In the next section of the recording ("Living Ballads"), Savall includes pieces of music that are not actually performed at all in the novel but that are related to stories included in the narrative. In Chapter 23, Don Quixote weaves the story recounted in the Romance del Llanto de Belerma por la muerte de Durandarte into the dream narrative he relates from his time in the Cave of Montesinos. The tune of this ballad is quite simple but affecting, sung by Montserrat Figueras in her trademarked cantillatory style. Something about the music is so appealing that it helps the listener understand the sway the chivalric tales have in Don Quixote's mind, which on the page usually sound more absurd than tragic to modern ears. The romance is composed in the voice of Belerma, whose beloved Durandarte has just been killed in battle. Durandarte's last request to his best friend, Montesinos, is that Montesinos carve out Durandarte's heart to take to Belerma as a sign of his love even in death. In his madness, Don Quixote meets all of these characters in his imagination when he is lowered into the chasm named by legend for Montesinos.
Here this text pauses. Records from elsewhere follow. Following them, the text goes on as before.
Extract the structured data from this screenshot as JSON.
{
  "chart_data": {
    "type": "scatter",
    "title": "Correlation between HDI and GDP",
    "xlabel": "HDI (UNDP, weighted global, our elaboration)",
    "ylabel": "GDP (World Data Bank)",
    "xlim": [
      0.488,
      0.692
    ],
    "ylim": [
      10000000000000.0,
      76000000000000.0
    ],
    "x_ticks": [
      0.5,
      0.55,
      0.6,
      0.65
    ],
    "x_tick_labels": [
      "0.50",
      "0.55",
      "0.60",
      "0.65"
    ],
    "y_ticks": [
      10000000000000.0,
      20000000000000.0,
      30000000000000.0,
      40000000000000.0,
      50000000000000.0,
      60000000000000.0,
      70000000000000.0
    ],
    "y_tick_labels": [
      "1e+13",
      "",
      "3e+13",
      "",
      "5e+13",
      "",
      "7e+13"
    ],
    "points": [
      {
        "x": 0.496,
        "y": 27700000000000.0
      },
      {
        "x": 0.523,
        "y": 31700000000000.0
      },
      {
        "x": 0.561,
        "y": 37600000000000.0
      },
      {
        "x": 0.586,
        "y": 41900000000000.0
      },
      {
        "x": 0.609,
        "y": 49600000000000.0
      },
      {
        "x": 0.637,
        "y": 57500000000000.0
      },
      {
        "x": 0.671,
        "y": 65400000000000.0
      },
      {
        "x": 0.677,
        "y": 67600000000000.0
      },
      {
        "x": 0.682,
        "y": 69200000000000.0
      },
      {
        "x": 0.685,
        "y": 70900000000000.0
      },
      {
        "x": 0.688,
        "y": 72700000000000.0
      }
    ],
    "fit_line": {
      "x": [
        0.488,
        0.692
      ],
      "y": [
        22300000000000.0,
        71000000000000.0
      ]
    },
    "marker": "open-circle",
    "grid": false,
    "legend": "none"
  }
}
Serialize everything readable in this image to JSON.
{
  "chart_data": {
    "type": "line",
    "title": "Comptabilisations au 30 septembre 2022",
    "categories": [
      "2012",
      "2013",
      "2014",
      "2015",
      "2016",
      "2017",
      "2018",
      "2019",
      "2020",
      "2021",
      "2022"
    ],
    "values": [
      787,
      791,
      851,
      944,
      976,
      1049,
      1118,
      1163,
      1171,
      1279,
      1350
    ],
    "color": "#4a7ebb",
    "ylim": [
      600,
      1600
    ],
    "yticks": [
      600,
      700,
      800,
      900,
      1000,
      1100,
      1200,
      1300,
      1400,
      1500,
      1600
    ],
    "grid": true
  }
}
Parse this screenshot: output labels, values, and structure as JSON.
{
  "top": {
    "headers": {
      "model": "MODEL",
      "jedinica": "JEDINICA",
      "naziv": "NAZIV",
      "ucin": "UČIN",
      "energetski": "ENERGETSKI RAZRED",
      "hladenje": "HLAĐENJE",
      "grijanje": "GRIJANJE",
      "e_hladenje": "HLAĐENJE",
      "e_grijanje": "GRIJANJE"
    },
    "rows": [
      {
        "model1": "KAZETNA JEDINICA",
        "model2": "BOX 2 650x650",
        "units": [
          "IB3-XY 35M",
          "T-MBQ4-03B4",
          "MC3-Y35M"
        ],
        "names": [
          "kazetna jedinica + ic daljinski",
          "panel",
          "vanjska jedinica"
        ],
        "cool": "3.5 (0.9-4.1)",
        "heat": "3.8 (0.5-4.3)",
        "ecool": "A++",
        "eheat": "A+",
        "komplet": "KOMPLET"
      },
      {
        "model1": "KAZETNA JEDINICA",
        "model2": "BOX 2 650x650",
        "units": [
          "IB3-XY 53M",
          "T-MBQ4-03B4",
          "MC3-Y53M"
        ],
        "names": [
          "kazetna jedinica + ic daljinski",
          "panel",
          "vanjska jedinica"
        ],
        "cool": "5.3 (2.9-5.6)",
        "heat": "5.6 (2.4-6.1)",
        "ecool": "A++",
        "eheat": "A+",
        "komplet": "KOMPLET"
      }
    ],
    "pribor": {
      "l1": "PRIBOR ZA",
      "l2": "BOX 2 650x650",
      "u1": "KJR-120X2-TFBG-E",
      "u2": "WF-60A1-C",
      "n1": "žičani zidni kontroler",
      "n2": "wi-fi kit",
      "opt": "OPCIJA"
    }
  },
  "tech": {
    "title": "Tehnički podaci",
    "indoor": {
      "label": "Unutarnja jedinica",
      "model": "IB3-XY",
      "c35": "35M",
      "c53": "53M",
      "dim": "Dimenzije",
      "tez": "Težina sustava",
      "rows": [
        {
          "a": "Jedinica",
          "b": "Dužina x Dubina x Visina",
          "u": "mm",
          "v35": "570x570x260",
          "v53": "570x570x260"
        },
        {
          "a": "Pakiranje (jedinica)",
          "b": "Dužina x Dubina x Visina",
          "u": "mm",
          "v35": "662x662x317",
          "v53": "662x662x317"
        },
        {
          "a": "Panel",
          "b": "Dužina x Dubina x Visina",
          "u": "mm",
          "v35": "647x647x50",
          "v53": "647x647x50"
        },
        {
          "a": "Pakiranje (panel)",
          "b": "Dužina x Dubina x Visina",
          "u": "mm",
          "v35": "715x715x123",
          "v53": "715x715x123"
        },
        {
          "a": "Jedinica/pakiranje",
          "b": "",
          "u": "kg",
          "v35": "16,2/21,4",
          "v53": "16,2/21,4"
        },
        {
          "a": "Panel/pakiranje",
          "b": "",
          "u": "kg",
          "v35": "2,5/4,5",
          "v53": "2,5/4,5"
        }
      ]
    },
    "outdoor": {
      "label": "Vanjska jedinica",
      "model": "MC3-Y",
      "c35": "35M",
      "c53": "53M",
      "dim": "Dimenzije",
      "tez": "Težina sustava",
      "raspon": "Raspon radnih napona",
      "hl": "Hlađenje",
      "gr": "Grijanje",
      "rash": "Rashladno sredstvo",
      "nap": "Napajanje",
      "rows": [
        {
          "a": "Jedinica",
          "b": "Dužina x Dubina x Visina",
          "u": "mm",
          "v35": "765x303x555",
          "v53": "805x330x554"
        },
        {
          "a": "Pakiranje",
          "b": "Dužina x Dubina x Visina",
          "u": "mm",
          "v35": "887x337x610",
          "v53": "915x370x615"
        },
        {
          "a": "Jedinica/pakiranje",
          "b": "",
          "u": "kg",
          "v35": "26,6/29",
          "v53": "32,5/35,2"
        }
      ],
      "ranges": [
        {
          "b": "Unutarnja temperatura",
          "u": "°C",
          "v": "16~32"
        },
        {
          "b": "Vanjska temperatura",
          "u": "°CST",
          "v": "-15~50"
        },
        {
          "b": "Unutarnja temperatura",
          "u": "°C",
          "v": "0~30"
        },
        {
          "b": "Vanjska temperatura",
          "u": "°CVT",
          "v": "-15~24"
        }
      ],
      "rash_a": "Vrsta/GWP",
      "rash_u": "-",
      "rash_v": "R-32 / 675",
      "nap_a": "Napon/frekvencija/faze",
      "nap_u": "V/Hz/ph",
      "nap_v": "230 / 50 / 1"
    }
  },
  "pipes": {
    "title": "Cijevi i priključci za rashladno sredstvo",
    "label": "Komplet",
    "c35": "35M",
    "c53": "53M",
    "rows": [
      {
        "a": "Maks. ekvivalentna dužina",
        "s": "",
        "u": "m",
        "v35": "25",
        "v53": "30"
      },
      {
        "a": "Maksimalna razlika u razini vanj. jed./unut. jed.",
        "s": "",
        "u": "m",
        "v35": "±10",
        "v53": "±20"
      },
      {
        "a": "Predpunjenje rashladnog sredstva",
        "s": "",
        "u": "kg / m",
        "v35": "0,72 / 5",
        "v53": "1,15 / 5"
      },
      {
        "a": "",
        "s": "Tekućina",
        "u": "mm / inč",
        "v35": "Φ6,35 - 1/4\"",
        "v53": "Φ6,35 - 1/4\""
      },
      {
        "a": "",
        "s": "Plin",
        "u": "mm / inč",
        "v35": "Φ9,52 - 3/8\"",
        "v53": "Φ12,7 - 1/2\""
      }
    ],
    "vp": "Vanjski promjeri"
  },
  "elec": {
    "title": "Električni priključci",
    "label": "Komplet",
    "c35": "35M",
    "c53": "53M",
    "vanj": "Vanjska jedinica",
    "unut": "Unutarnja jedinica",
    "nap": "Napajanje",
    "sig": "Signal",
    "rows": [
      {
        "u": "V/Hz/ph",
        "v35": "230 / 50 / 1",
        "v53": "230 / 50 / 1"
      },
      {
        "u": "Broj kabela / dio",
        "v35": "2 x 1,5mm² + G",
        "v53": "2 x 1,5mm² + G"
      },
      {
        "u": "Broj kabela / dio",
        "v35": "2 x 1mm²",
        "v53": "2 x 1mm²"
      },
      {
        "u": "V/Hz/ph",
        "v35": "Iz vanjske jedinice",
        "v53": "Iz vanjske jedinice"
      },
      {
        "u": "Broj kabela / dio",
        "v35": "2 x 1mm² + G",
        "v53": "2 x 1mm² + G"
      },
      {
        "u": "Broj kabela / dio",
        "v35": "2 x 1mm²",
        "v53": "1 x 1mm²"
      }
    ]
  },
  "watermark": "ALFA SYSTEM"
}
There is another musical moment in the novel that Savall's recording omits, in Chapter 24, when the knight and Sancho, led by the cousin of their last host, meet a young boy on his way to join the army:
They overtook a youth who was walking along leisurely in front of them. He had a sword over his shoulder, and attached to it was a bundle, consisting apparently of his clothes, in all likelihood his trousers or breeches, a cloak, and a shirt or two. He was dressed in a short velvet jacket that was shiny as satin in spots, his shirt was showing, his stockings were of silk, and his shoes were of the square-toed variety in use at court. He was around eighteen or nineteen years of age, with a merry countenance and a seemingly agile body, and he was singing short-meter ballads as he went along, to while away the tedium of his journey. He had just finished a song which the cousin proceeded to memorize and which went like this: "My purse is lean, so to war I go; / If I had money, more sense I'd show."The young man joins the travellers at a nearby inn, where there is a puppet show and an entertainment involving a divining ape. The puppet show relates the story of Sir Gayfiers (Don Gayferos), recounted also in another romance ("Si d'amor pena sentis"), which although not sung in the novel is recorded here. Melisendra, imprisoned by the Moors, speaks from her balcony to a knight she does not realize is her beloved Don Gayferos, telling him to go to her beloved and tell him that she is to be wed, against her will, to another man. Gayferos takes her on his horse, and they try to escape. When the Moors give chase, threatening to catch them, Don Quixote becomes enraged and, unable to separate fiction from reality, attacks all of the puppets and sets and destroys everything, believing he is rescuing the knight and his lady. It is also a simple tune, arranged lightly with harp and gamba, and Arianna Savall sings the vocal part.